While other girls were dreaming of their Senior Prom, finishing school, and going to college, I was dreaming of having a baby.
After I got married, of course. I’m from the old one-room school with outside toilets; light years before premarital sex became acceptable.
Actually, I wasn’t even thinking about how babies were made. I just wanted one.
Call it maternal instinct. Call it insanity. I just wanted a baby.
To hold in my arms.
To fight to the death for.
Finally, on a blissful, Sunday morning, four weeks before my delivery date, my dream came true. My tiny baby boy was born.
It was a bittersweet moment. My husband wasn’t with me, holding my hand and telling me everything would be okay; that our baby would pull through in spite of the doctor’s doubt and our baby’s breathing problems. We separated two months before our son was born.

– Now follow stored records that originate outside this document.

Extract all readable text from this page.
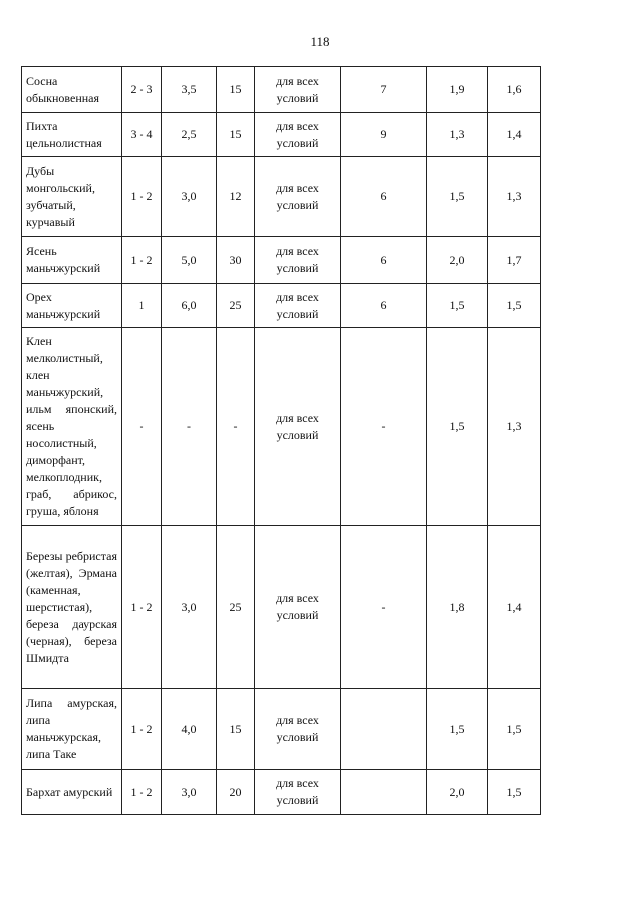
118
Сосна обыкновенная	2 - 3	3,5	15	для всех условий	7	1,9	1,6
Пихта цельнолистная	3 - 4	2,5	15	для всех условий	9	1,3	1,4
Дубы монгольский, зубчатый, курчавый	1 - 2	3,0	12	для всех условий	6	1,5	1,3
Ясень маньчжурский	1 - 2	5,0	30	для всех условий	6	2,0	1,7
Орех маньчжурский	1	6,0	25	для всех условий	6	1,5	1,5
Клен мелколистный, клен маньчжурский, ильм японский, ясень носолистный, диморфант, мелкоплодник, граб, абрикос, груша, яблоня	-	-	-	для всех условий	-	1,5	1,3
Березы ребристая (желтая), Эрмана (каменная, шерстистая), береза даурская (черная), береза Шмидта	1 - 2	3,0	25	для всех условий	-	1,8	1,4
Липа амурская, липа маньчжурская, липа Таке	1 - 2	4,0	15	для всех условий		1,5	1,5
Бархат амурский	1 - 2	3,0	20	для всех условий		2,0	1,5
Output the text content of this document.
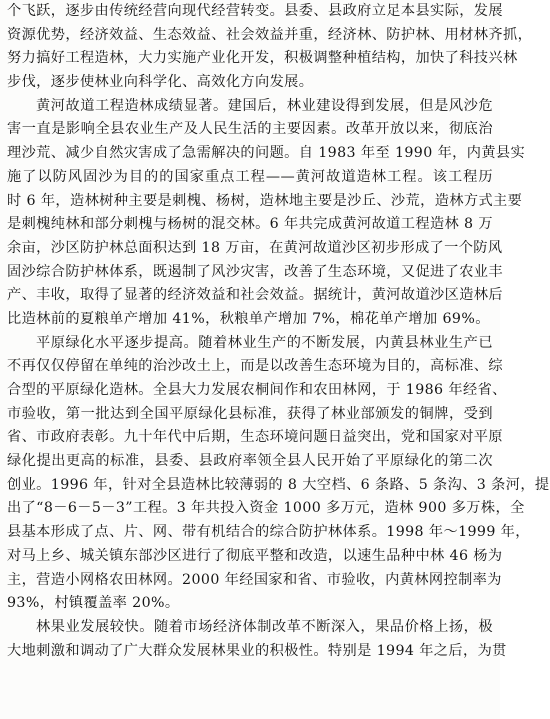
个飞跃，逐步由传统经营向现代经营转变。县委、县政府立足本县实际，发展
资源优势，经济效益、生态效益、社会效益并重，经济林、防护林、用材林齐抓，
努力搞好工程造林，大力实施产业化开发，积极调整种植结构，加快了科技兴林
步伐，逐步使林业向科学化、高效化方向发展。
黄河故道工程造林成绩显著。建国后，林业建设得到发展，但是风沙危
害一直是影响全县农业生产及人民生活的主要因素。改革开放以来，彻底治
理沙荒、减少自然灾害成了急需解决的问题。自 1983 年至 1990 年，内黄县实
施了以防风固沙为目的的国家重点工程——黄河故道造林工程。该工程历
时 6 年，造林树种主要是刺槐、杨树，造林地主要是沙丘、沙荒，造林方式主要
是刺槐纯林和部分刺槐与杨树的混交林。6 年共完成黄河故道工程造林 8 万
余亩，沙区防护林总面积达到 18 万亩，在黄河故道沙区初步形成了一个防风
固沙综合防护林体系，既遏制了风沙灾害，改善了生态环境，又促进了农业丰
产、丰收，取得了显著的经济效益和社会效益。据统计，黄河故道沙区造林后
比造林前的夏粮单产增加 41%，秋粮单产增加 7%，棉花单产增加 69%。
平原绿化水平逐步提高。随着林业生产的不断发展，内黄县林业生产已
不再仅仅停留在单纯的治沙改土上，而是以改善生态环境为目的，高标准、综
合型的平原绿化造林。全县大力发展农桐间作和农田林网，于 1986 年经省、
市验收，第一批达到全国平原绿化县标准，获得了林业部颁发的铜牌，受到
省、市政府表彰。九十年代中后期，生态环境问题日益突出，党和国家对平原
绿化提出更高的标准，县委、县政府率领全县人民开始了平原绿化的第二次
创业。1996 年，针对全县造林比较薄弱的 8 大空档、6 条路、5 条沟、3 条河，提
出了“8－6－5－3”工程。3 年共投入资金 1000 多万元，造林 900 多万株，全
县基本形成了点、片、网、带有机结合的综合防护林体系。1998 年～1999 年，
对马上乡、城关镇东部沙区进行了彻底平整和改造，以速生品种中林 46 杨为
主，营造小网格农田林网。2000 年经国家和省、市验收，内黄林网控制率为
93%，村镇覆盖率 20%。
林果业发展较快。随着市场经济体制改革不断深入，果品价格上扬，极
大地刺激和调动了广大群众发展林果业的积极性。特别是 1994 年之后，为贯
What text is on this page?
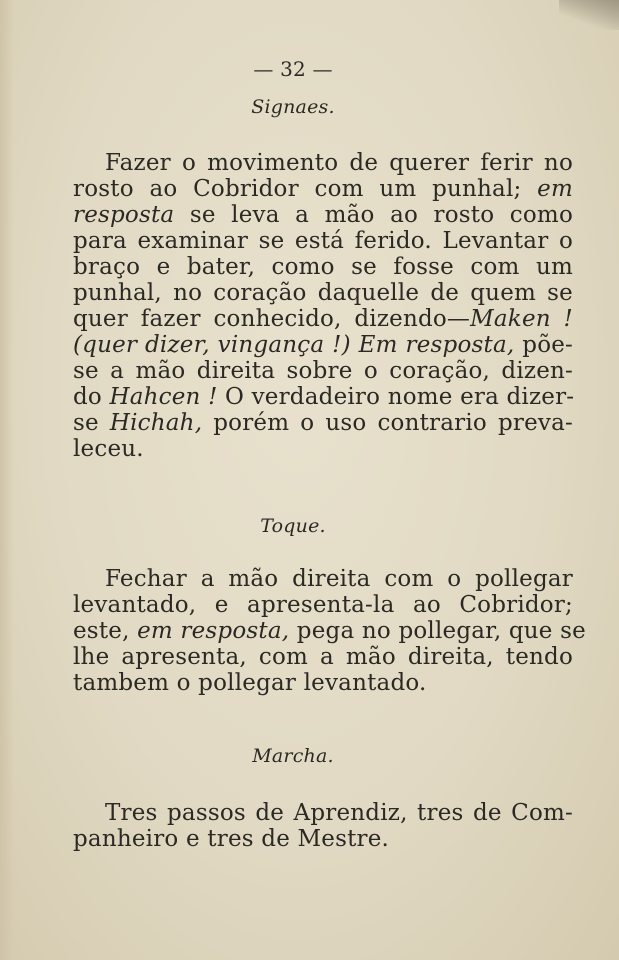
— 32 —
Signaes.
Fazer o movimento de querer ferir no
rosto ao Cobridor com um punhal; em
resposta se leva a mão ao rosto como
para examinar se está ferido. Levantar o
braço e bater, como se fosse com um
punhal, no coração daquelle de quem se
quer fazer conhecido, dizendo—Maken !
(quer dizer, vingança !) Em resposta, põe-
se a mão direita sobre o coração, dizen-
do Hahcen ! O verdadeiro nome era dizer-
se Hichah, porém o uso contrario preva-
leceu.
Toque.
Fechar a mão direita com o pollegar
levantado, e apresenta-la ao Cobridor;
este, em resposta, pega no pollegar, que se
lhe apresenta, com a mão direita, tendo
tambem o pollegar levantado.
Marcha.
Tres passos de Aprendiz, tres de Com-
panheiro e tres de Mestre.
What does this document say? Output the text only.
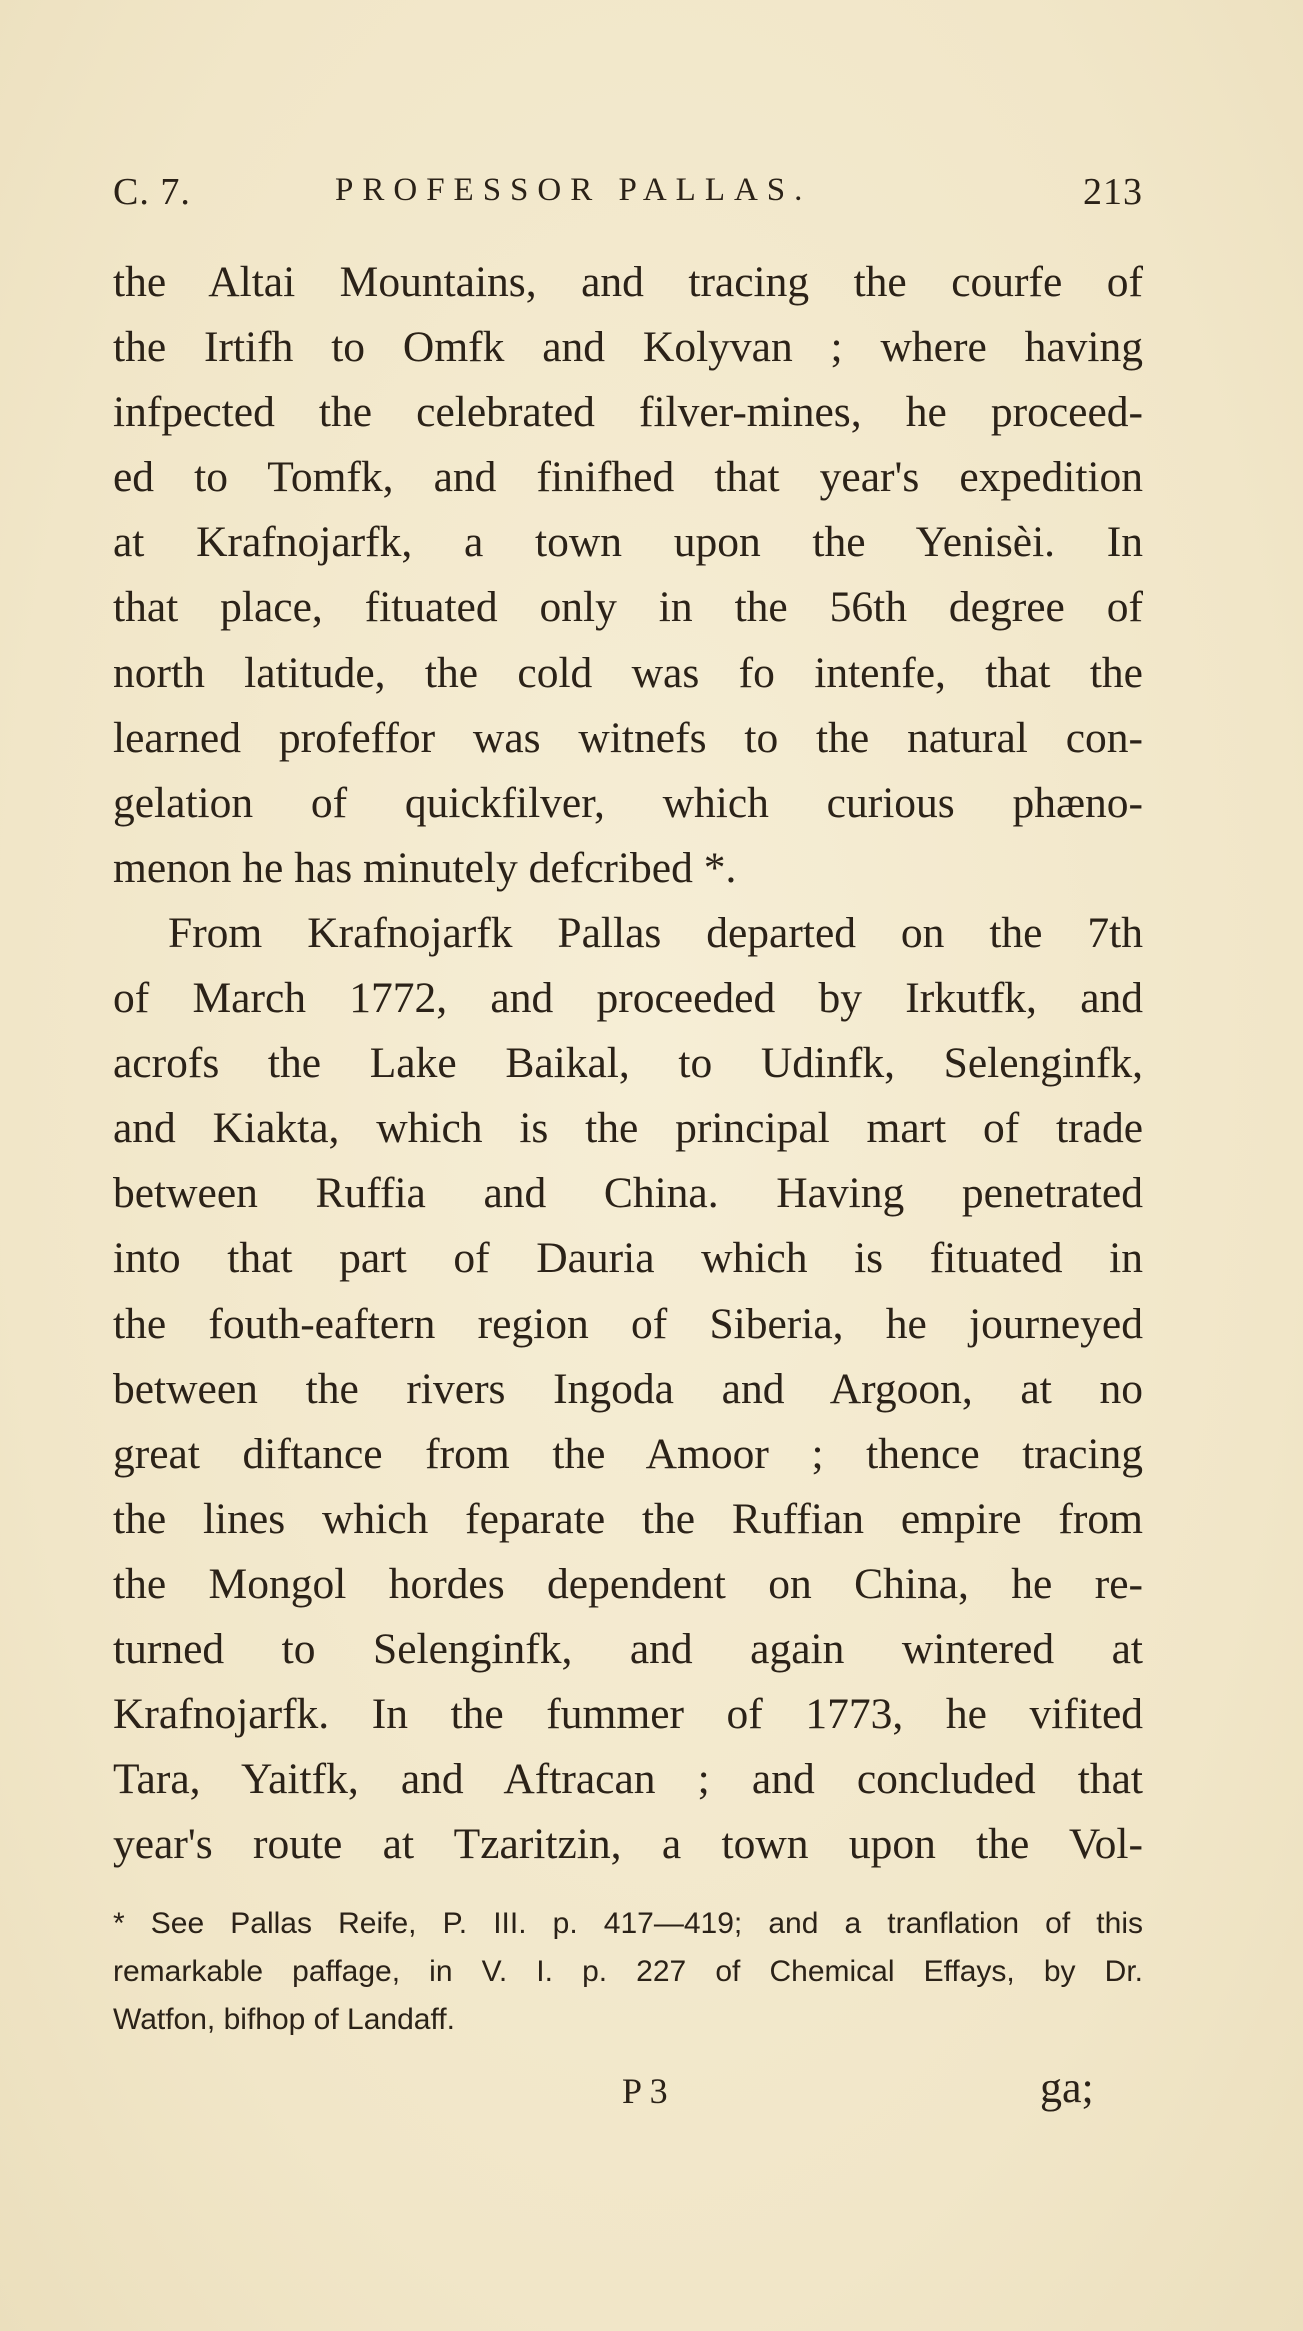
C. 7.	PROFESSOR PALLAS.	213
the Altai Mountains, and tracing the courfe of
the Irtifh to Omfk and Kolyvan ; where having
infpected the celebrated filver-mines, he proceed-
ed to Tomfk, and finifhed that year's expedition
at Krafnojarfk, a town upon the Yenisèi. In
that place, fituated only in the 56th degree of
north latitude, the cold was fo intenfe, that the
learned profeffor was witnefs to the natural con-
gelation of quickfilver, which curious phæno-
menon he has minutely defcribed *.
From Krafnojarfk Pallas departed on the 7th
of March 1772, and proceeded by Irkutfk, and
acrofs the Lake Baikal, to Udinfk, Selenginfk,
and Kiakta, which is the principal mart of trade
between Ruffia and China. Having penetrated
into that part of Dauria which is fituated in
the fouth-eaftern region of Siberia, he journeyed
between the rivers Ingoda and Argoon, at no
great diftance from the Amoor ; thence tracing
the lines which feparate the Ruffian empire from
the Mongol hordes dependent on China, he re-
turned to Selenginfk, and again wintered at
Krafnojarfk. In the fummer of 1773, he vifited
Tara, Yaitfk, and Aftracan ; and concluded that
year's route at Tzaritzin, a town upon the Vol-
* See Pallas Reife, P. III. p. 417—419; and a tranflation of this
remarkable paffage, in V. I. p. 227 of Chemical Effays, by Dr.
Watfon, bifhop of Landaff.
P 3	ga;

Four years as a single mom and no child support was tough. I worked. I scrimped. I barely made ends meet.
I cried a lot.
Worried a lot.
Slammed doors a lot.
But I never stopped loving and caring for my son.
He was the reason for me to keep going.
Then one evening, at the least of romantic places . . . a service station, I met my Knight in Bermuda shorts, wire-rim glasses, and yellow button down shirt.
It was not love at first sight.
Nor was it love at second sight.
But as time went on, I fell in love with the gentle giant and married him. How could any mother not love the man who loves her child as she loves him.
Although I continued working to supplement our income, my heart was ever longing to be a stay-at-home mom.
Several long years of misery in the working field, I convinced my husband that we wouldn’t starve to death if I quit my job to stay home where I belong.
As with anything, unless you’re super rich, there were sacrifices. We couldn’t afford designer clothes and trade cars every year. We didn’t go on cruises or travel the world. Sometimes a simple trip to the beach was out of our budget.
But the trade-off and the investment we made in our son was worth all the luxuries in the world.
This morning, nearly five decades later, I sat reminiscing about my life. Suddenly, I felt a twinge of regret that I hadn’t done this and hadn’t achieved that and asked myself, why?
Then I remembered.
My stay-at-home mom career was worth all the PhD’s in the world!